Mohon tunggu...
Bung Amas
Bung Amas Mohon Tunggu... Jurnalis - Kolektor

Pernah kuliah di Fakultas Ilmu Sosial dan Ilmu Politik Unsrat Manado

Selanjutnya

Tutup

Politik Pilihan

Pilwako Manado, Peci Putih, dan Sampah Demokrasi

21 Oktober 2020   18:20 Diperbarui: 21 Oktober 2020   22:06 190
+
Laporkan Konten
Laporkan Akun
Kompasiana adalah platform blog. Konten ini menjadi tanggung jawab bloger dan tidak mewakili pandangan redaksi Kompas.
Lihat foto
Kapitalisasi identitas (Foto Jalandamai.com)

Demokrasi memang banyak cela dan ranjau. Ada jalur umum yaitu melewati demokrasi prosedural. Sebagiannya jalan pintas yang dipakai untuk memuluskan kepentingan tertentu. Sehingga mekanisme demokrasi dibatasi menjadi ornamen atau sekedar alat semata. Itu rute yang lazim dilalui, begitu berliku. Berhati-hatilah terhadap sampah demokrasi.

Perjalanan demokrasi dalam tiap pesta Pemilu maupun Pilkada tidak selamanya berjalan normal. Pelik, penuh intervensi. Untuk Pilkada, terlebih dalam Pemilihan Wali Kota Manado, berbagai isu, program dan diskursus saling melintasi. Beririsan, kadang berkesesuaian dalam perjuangannya. Seperti itulah demokrasi yang penuh warna dan dinamika.

Dalam politik praktis, realitas begitu berbeda jauh dengan ide atau pemikiran. Ada hal-hal yang kita nilai ideal, tepat, benar dan seterusnya dalam paradigma, malah dalam kenyataan keseharian tidak tersajikan. Seperti demikianlah politik. Terdapat disparitas antara narasi dan fakta yang terjadi. Bagi politisi gampangan, pesimis dan bukan tipikal politisi pejuang, situas-situasi tersebut membuat mereka berhenti menjadi politisi.

Sudah begitulah politik. Ekspektasi dan realitas berbenturan telah menjadi hal biasa. Tak perlu kaget, apalagi patah semangat. Terjanya semacam pameran kesalehan di Manado, ada kandidat Wali Kota dan Wakil Wali Kota mengandalkan program. Memamerkan kekayaan. 
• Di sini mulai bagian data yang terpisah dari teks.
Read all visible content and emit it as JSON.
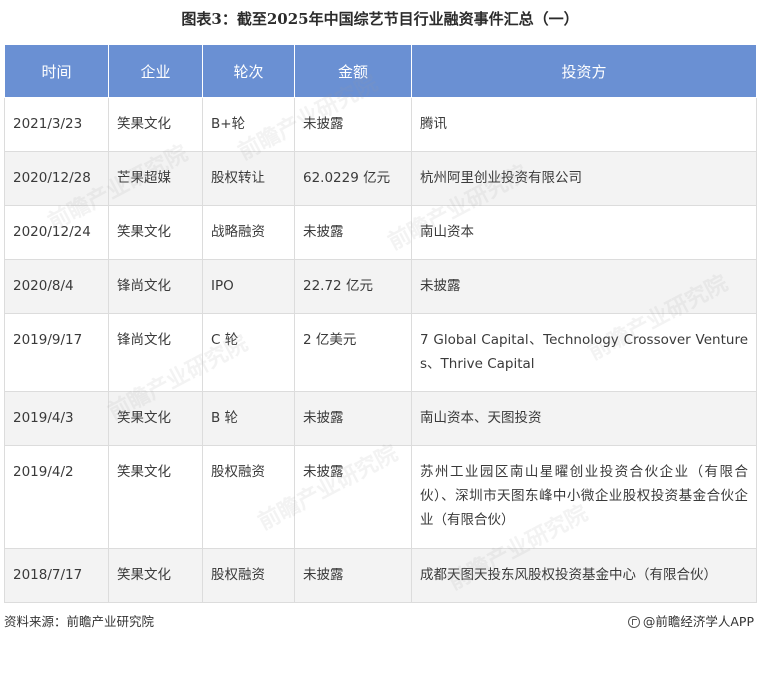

Bahkan, secara terang-terangan sebagiannya memamerkan kesolehan. Tiba-tiba aktif hadir di acara keagamaan. Memakai peci putih, lalu berlindung dengan isu-isu agama tertentu.

Pertarungan politik tidak mengenal doktrin agama. Nilai-nilai keagamaan dalam politik menjadi pintu dan jalan bagi politisi untuk berjalan sesuai keyakinan agama yang diyakininya. Tidak untuk mempolitisasi identitas agama untuk kebutuhan politik pribadi. Kalau politik identitas keagamaan digunakan, potensi terpolarisasinya politik begitu terbuka.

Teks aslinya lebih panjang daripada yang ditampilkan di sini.